From mboxrd@z Thu Jan  1 00:00:00 1970
From: Shaohua Li <shli@fb.com>
Subject: Re: [RFC] using mempools for raid5-cache
Date: Thu, 10 Dec 2015 15:40:57 -0800
Message-ID: <20151210234047.GA3596673@devbig084.prn1.facebook.com>
References: <1449072638-15409-1-git-send-email-hch@lst.de>
 <876108qwz5.fsf@notabene.neil.brown.name>
 <20151209012812.GA2403138@devbig084.prn1.facebook.com>
 <87vb88p1tm.fsf@notabene.neil.brown.name>
Mime-Version: 1.0
Content-Type: text/plain; charset="us-ascii"
Return-path: <linux-raid-owner@vger.kernel.org>
Content-Disposition: inline
In-Reply-To: <87vb88p1tm.fsf@notabene.neil.brown.name>
Sender: linux-raid-owner@vger.kernel.org
To: NeilBrown <neilb@suse.com>
Cc: Christoph Hellwig <hch@lst.de>, linux-raid@vger.kernel.org
List-Id: linux-raid.ids

On Wed, Dec 09, 2015 at 05:34:45PM +1100, NeilBrown wrote:
> On Wed, Dec 09 2015, Shaohua Li wrote:
> 
> > On Wed, Dec 09, 2015 at 11:36:30AM +1100, NeilBrown wrote:
> >> On Thu, Dec 03 2015, Christoph Hellwig wrote:
> >> 
> >> > Currently the raid5-cache code is heavily relying on GFP_NOFAIL allocations.
> >> >
> >> > I've looked into replacing these with mempools and biosets, and for the
> >> > bio and the meta_page that's pretty trivial as they have short life times
> >> > and do make guaranteed progress.  I'm massively struggling with the iounit
> >> > allocation, though.  These can live on for a long time over log I/O, cache
> >> > flushing and last but not least RAID I/O, and every attempt at something
> >> > mempool-like results in reproducible deadlocks.  I wonder if we need to
> >> > figure out some more efficient data structure to communicate the completion
> >> > status that doesn't rely on these fairly long living allocations from
> >> > the I/O path.
> >> 
> >> Presumably the root cause of these deadlocks is that the raid5d thread
> >> has called
> >>    handle_stripe -> ops_run_io ->r5l_write_stripe -> r5l_log_stripe
> >>       -> r5l_get_meta -> r5l_new_meta
> >> 
> >> and r5l_new_meta is blocked on memory allocation, which won't complete
> >> until some raid5 stripes get written out, which requires raid5d to do
> >> something more useful than sitting and waiting.
> >> 
> >> I suspect a good direction towards a solution would be to allow the
> >> memory allocation to fail, to cleanly propagate that failure indication
> >> up through r5l_log_stripe to r5l_write_stripe which falls back to adding
> >> the stripe_head to ->no_space_stripes.
> >> 
> >> Then we only release stripes from no_space_stripes when a memory
> >> allocation might succeed.
> >> 
> >> There are lots of missing details, and possibly we would need a separate
> >> list rather than re-using no_space_stripes.
> >> But the key idea is that raid5d should never block (except beneath
> >> submit_bio on some other device) and when it cannot make progress
> >> without blocking, it should queue the stripe_head for later handling.
> >> 
> >> Does that make sense?
> >
> > It does remove the scary __GFP_NOFAIL, but the approach is essentially
> > idential to a 'retry after allocation failure'. Why not just let the mm
> > (with __GFP_NOFAIL) to do the retry then?
> >
> 
> Because deadlocks.
> 
> If raid5d is waiting for the mm to allocated memory, then it cannot
> retire write requests which could free up memory.

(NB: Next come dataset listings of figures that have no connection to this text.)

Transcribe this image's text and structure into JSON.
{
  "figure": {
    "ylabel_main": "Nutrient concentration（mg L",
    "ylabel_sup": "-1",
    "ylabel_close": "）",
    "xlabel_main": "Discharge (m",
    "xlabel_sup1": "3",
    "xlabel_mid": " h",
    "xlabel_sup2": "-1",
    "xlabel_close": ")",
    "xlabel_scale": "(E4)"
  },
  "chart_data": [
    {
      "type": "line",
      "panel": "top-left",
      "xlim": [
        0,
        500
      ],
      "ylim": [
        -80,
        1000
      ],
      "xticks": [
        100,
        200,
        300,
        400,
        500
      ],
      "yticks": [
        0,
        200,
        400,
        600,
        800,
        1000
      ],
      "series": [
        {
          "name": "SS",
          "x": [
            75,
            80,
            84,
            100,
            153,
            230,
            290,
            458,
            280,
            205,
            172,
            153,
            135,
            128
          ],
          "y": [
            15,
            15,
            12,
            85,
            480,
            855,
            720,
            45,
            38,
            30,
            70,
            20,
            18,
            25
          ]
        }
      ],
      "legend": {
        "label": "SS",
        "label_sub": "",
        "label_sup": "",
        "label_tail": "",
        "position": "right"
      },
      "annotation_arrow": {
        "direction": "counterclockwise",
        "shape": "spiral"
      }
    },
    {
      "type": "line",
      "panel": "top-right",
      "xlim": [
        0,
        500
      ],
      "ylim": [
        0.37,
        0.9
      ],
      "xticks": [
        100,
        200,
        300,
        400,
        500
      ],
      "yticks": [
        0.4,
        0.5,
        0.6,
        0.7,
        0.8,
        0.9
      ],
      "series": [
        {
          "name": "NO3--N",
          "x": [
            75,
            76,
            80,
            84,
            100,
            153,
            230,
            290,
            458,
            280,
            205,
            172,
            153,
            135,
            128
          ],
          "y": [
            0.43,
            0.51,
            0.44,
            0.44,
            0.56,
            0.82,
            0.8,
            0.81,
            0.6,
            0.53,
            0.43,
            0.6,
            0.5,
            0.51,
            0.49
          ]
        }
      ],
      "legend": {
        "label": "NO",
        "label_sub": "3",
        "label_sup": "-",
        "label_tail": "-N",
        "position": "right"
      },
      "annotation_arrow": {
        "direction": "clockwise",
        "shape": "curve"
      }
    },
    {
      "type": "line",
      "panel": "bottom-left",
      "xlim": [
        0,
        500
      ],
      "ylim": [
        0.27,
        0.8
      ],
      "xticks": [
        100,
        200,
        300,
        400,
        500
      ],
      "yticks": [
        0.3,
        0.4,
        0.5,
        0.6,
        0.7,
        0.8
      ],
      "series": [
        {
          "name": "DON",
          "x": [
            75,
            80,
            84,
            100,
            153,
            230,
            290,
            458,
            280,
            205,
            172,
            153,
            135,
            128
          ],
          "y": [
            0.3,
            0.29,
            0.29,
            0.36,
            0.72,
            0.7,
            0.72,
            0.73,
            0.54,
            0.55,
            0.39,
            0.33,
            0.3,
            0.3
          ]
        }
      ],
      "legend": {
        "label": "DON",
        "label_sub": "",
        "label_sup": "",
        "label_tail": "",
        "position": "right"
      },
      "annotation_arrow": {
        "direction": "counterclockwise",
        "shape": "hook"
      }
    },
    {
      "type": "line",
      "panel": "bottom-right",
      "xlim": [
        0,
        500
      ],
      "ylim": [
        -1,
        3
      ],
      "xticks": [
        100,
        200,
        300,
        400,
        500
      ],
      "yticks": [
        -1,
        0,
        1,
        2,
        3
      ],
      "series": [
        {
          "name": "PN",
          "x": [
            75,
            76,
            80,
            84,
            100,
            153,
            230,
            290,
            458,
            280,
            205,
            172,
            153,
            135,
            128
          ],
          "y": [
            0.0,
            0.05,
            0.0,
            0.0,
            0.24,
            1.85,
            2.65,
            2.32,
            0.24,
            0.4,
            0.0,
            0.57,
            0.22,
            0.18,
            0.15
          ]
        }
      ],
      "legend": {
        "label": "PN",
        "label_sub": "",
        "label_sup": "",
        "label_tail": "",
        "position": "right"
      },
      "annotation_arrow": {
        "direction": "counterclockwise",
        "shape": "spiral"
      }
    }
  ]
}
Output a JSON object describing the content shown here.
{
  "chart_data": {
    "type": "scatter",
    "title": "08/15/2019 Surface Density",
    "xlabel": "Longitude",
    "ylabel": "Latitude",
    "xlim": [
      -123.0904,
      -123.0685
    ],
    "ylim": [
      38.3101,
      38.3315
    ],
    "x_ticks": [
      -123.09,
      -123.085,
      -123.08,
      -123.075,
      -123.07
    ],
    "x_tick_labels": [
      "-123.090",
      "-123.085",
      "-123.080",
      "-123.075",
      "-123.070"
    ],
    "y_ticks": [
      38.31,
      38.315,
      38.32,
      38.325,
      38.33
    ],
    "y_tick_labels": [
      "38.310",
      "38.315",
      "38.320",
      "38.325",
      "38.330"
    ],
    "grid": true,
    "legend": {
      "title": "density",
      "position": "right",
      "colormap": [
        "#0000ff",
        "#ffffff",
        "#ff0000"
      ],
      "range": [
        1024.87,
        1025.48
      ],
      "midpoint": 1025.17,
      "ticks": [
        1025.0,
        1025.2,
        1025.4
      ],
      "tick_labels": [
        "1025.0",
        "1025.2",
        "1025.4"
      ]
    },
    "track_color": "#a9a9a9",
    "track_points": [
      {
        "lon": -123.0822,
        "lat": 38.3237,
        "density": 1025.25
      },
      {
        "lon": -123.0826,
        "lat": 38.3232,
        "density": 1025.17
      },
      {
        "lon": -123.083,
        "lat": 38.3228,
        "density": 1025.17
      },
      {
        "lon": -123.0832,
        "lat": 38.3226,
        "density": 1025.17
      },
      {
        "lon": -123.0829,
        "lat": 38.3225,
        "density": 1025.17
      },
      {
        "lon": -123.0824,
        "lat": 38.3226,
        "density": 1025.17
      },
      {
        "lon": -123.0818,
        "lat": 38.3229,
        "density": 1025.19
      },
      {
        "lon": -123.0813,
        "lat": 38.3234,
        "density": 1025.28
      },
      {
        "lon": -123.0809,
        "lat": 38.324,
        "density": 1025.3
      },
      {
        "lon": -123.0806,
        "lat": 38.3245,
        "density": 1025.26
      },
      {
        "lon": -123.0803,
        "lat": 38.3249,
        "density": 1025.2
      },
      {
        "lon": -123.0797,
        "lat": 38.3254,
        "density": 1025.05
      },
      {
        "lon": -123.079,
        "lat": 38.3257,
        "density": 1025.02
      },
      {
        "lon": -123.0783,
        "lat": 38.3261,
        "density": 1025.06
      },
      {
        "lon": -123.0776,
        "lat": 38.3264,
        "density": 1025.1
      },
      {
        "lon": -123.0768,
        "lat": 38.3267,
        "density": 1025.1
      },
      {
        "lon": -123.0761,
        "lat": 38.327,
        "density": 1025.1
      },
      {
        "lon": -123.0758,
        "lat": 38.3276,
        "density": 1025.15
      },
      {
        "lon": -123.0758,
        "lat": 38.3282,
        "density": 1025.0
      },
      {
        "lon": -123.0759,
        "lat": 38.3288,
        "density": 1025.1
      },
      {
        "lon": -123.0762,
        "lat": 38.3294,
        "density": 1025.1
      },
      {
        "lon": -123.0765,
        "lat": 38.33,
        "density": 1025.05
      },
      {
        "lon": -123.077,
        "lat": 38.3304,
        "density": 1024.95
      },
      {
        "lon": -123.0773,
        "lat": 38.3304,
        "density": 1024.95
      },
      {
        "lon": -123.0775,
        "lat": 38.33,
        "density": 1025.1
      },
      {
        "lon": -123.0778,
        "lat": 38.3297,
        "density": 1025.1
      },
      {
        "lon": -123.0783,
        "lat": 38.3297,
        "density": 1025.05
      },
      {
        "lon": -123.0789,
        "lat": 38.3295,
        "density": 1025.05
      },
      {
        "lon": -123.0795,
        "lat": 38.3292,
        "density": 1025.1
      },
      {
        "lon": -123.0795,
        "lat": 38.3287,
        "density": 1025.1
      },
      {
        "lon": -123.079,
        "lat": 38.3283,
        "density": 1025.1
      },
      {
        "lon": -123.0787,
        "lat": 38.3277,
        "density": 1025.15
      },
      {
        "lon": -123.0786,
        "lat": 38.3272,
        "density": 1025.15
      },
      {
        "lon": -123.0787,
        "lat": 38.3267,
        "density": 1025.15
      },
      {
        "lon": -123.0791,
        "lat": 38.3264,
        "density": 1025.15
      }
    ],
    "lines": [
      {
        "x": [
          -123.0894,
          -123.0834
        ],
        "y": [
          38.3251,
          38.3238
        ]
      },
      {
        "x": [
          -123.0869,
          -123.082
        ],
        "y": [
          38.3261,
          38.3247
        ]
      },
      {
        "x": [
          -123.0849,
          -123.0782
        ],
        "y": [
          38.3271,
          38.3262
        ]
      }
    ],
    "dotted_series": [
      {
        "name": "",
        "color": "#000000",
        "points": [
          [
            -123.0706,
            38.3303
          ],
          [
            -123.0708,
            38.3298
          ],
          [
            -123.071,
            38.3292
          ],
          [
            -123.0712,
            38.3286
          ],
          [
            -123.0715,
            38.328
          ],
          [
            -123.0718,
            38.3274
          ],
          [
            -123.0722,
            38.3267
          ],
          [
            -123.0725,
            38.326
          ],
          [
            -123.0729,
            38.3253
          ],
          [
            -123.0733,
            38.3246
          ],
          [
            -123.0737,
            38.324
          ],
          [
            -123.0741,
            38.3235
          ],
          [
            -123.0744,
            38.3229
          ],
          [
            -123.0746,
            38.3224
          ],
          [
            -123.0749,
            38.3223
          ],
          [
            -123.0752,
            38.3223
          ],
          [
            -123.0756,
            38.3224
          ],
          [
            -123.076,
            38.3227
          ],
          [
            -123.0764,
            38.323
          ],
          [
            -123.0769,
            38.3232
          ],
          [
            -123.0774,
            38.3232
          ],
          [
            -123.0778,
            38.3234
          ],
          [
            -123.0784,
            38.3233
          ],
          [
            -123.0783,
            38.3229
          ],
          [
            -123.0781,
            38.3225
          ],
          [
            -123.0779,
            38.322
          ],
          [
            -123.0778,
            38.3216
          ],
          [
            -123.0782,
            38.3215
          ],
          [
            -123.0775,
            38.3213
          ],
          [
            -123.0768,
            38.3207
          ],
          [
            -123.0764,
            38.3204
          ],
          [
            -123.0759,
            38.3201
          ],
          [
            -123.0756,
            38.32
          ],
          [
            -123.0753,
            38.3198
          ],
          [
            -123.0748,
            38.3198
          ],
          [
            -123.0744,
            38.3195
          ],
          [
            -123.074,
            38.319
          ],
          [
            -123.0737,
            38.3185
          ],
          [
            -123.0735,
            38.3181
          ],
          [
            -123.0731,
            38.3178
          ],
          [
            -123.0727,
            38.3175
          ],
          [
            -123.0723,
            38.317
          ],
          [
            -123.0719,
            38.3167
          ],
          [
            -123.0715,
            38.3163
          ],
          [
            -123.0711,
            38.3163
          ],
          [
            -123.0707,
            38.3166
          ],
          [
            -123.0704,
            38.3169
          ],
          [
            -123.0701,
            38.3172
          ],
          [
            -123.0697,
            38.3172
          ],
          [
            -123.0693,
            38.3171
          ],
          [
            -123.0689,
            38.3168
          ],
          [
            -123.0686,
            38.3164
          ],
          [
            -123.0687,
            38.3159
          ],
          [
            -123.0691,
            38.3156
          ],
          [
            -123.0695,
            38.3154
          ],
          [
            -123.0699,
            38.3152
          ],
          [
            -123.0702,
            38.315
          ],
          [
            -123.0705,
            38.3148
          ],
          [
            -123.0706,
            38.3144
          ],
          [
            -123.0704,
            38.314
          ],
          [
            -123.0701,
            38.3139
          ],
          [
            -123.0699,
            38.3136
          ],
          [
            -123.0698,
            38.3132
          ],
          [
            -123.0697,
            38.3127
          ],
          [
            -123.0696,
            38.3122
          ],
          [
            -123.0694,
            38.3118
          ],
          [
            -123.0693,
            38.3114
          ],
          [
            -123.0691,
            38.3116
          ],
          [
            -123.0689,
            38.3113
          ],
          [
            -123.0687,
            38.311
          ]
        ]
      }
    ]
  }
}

Ok, I missed the deadlock issue. Looks raid5d can't sleep waitting for
memory. That means the mempool for metadata page/bio doesn't work too,
as raid5d might block and not dispatch previous IO. Your proposal looks
reasonable.

Would keeping NOFAIL and having a separate thread got r5l_log_stripe
work too?

Thanks,
Shaohua